# Sales Tax



## SonnyBoy (Mar 28, 2017)

Hi Everyone...I am new to the business and would appreciate some information. I am getting a resellers tax id so I can buy blank t-shirts. From my understanding I will not be charged tax. I plan to sell my t-shirts online. My office is in NJ where there is no sales tax on clothes. Since I will be selling to different states do I have to adhere to their sales tax law or follow NJ's since that is where I am located. Thank you in adavnce for your help.


----------



## STPG Press (Jul 6, 2015)

I would refer you to an accountant that is familiar with New Jersey's regulations and laws on taxes.

At the very least, go find out from your city's offices; likely a good place to start would be the city Clerks office or even their small business division if they have one.

This is one of those things you don't want to get wrong!


----------



## john221us (Nov 29, 2015)

In CA, you have to collect the tax for the jurisdiction it was delivered.
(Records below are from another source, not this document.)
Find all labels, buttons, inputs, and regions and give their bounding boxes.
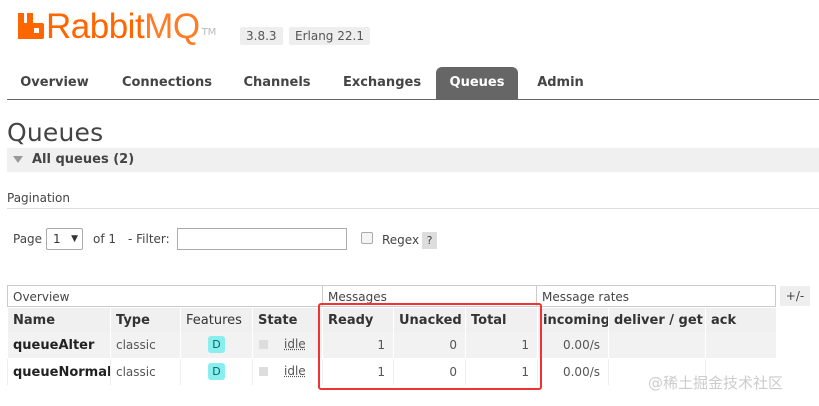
tab-exchanges[interactable]: Exchanges — [332, 67, 432, 99]
features-cell: D — [180, 359, 252, 385]
queue-name-link[interactable]: queueNormal — [7, 359, 111, 385]
group-overview: Overview — [7, 285, 323, 307]
col-type[interactable]: Type — [110, 308, 180, 332]
incoming-rate: 0.00/s — [537, 332, 608, 358]
logo-text-rabbit: Rabbit — [46, 6, 145, 46]
pagination-heading: Pagination — [7, 191, 70, 205]
page-select-value: 1 — [53, 232, 61, 246]
help-button[interactable]: ? — [422, 232, 437, 249]
section-label: All queues (2) — [32, 152, 135, 167]
tab-queues[interactable]: Queues — [436, 67, 518, 99]
rabbitmq-logo: RabbitMQ TM — [18, 6, 216, 46]
logo-text-mq: MQ — [144, 6, 200, 46]
erlang-version-badge: Erlang 22.1 — [289, 27, 370, 45]
unacked-count: 0 — [393, 332, 465, 358]
tab-channels[interactable]: Channels — [232, 67, 322, 99]
trademark: TM — [201, 27, 217, 38]
toggle-columns-button[interactable]: +/- — [780, 286, 810, 306]
queue-type: classic — [110, 332, 180, 358]
ready-count: 1 — [322, 332, 393, 358]
unacked-count: 0 — [393, 359, 465, 385]
queue-type: classic — [110, 359, 180, 385]
group-messages: Messages — [322, 285, 537, 307]
col-incoming[interactable]: incoming — [537, 308, 610, 332]
col-state[interactable]: State — [252, 308, 322, 332]
state-value: idle — [284, 364, 306, 378]
col-name[interactable]: Name — [7, 308, 110, 332]
col-deliver-get[interactable]: deliver / get — [608, 308, 705, 332]
col-ack[interactable]: ack — [705, 308, 776, 332]
state-value: idle — [284, 337, 306, 351]
durable-badge: D — [208, 336, 225, 353]
tab-admin[interactable]: Admin — [528, 67, 593, 99]
total-count: 1 — [465, 359, 537, 385]
main-tabs: Overview Connections Channels Exchanges … — [7, 67, 819, 100]
all-queues-section-toggle[interactable]: All queues (2) — [7, 148, 819, 172]
total-count: 1 — [465, 332, 537, 358]
collapse-triangle-icon — [13, 156, 23, 163]
rabbit-logo-icon — [18, 13, 44, 39]
col-features: Features — [180, 308, 252, 332]
page-select[interactable]: 1 ▼ — [46, 228, 83, 250]
of-pages-label: of 1 — [93, 232, 117, 246]
divider — [7, 208, 819, 209]
deliver-get-rate — [608, 332, 705, 358]
filter-input[interactable] — [177, 228, 347, 250]
state-indicator-icon — [259, 340, 268, 349]
group-message-rates: Message rates — [536, 285, 776, 307]
regex-checkbox[interactable] — [361, 232, 373, 244]
state-cell: idle — [252, 332, 322, 358]
queue-name-link[interactable]: queueAlter — [7, 332, 110, 358]
col-total[interactable]: Total — [465, 308, 537, 332]
watermark: @稀土掘金技术社区 — [648, 374, 784, 392]
tab-overview[interactable]: Overview — [7, 67, 102, 99]
durable-badge: D — [208, 363, 225, 380]
ack-rate — [705, 332, 776, 358]
filter-label: - Filter: — [128, 232, 170, 246]
incoming-rate: 0.00/s — [537, 359, 608, 385]
features-cell: D — [180, 332, 252, 358]
state-indicator-icon — [259, 367, 268, 376]
page-title: Queues — [7, 118, 104, 147]
tab-connections[interactable]: Connections — [112, 67, 222, 99]
state-cell: idle — [252, 359, 322, 385]
dropdown-arrow-icon: ▼ — [71, 234, 78, 244]
page-label: Page — [13, 232, 43, 246]
col-unacked[interactable]: Unacked — [393, 308, 465, 332]
col-ready[interactable]: Ready — [322, 308, 393, 332]
ready-count: 1 — [322, 359, 393, 385]
version-badge: 3.8.3 — [240, 27, 283, 45]
regex-label: Regex — [382, 233, 420, 247]
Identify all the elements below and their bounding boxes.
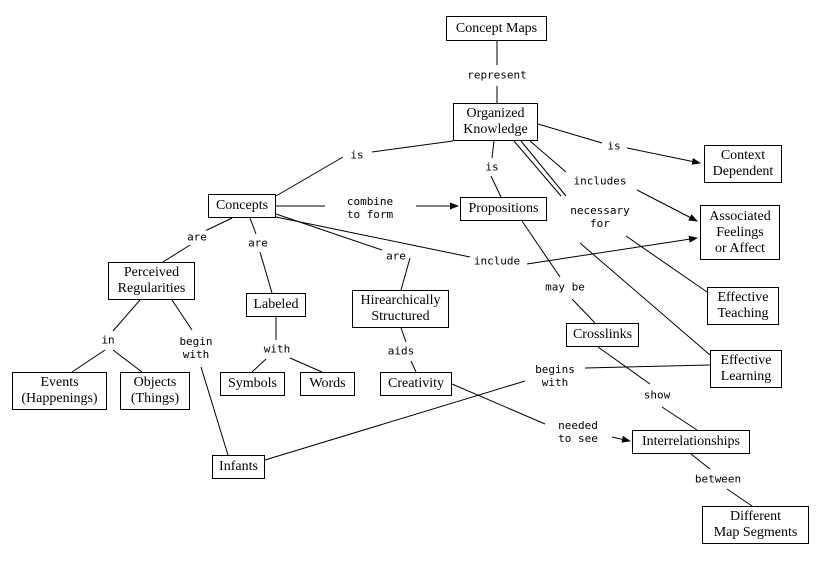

Basically you have to track by zip code. When you sell out of state, many do not collect, but Amazon recently capitulated on this, so it may be changing. You should definitely do some research.


----------



## jrsc (Aug 9, 2009)

I'm in NY and we have a similar no sales tax on clothing. And you don't collect tax out of state on anything so essentially you are right that you won't be charging tax. One thing to be careful of though, at least in NY but I assume it would be the same in NJ. It's apparel that's not taxable, not printing. So if you are selling printed apparel as one line item on your invoice you are fine but if the apparel and printing are two separate line items then you must tax the printing but not the apparel. In addition if someone brings in there own clothing and you just do the printing that is taxable because now you are selling printing, not clothing.


----------



## SonnyBoy (Mar 28, 2017)

Thank you for the info. Hope you don't mind if I ask a few more questions. Besides someone bringing in there own clothes to get printed are there any other situations that you would bill printing separate. Majority of my business will be a t-shirt line. 
And I just want to be certain, you are buying from a distributor with a resale tax ID however the t-shirts are not taxed and then when you resell them you are not charging tax? 
Hope I didn't write that too confusing. Again thank you for your help!


----------



## jrsc (Aug 9, 2009)

You seem to understand it right. Remember I'm in NY but I thing the concept would be the same there. You can list stuff however you want on your invoice so as long as the line item includes clothing you are good to go. We never break printing out to a separate line unless they supply items to be printed. You could potentially have to charge tax for other items you provide. I don't know what the law is there if you charge design as a separate line item. Some places its a non taxable service and some it is taxable.


----------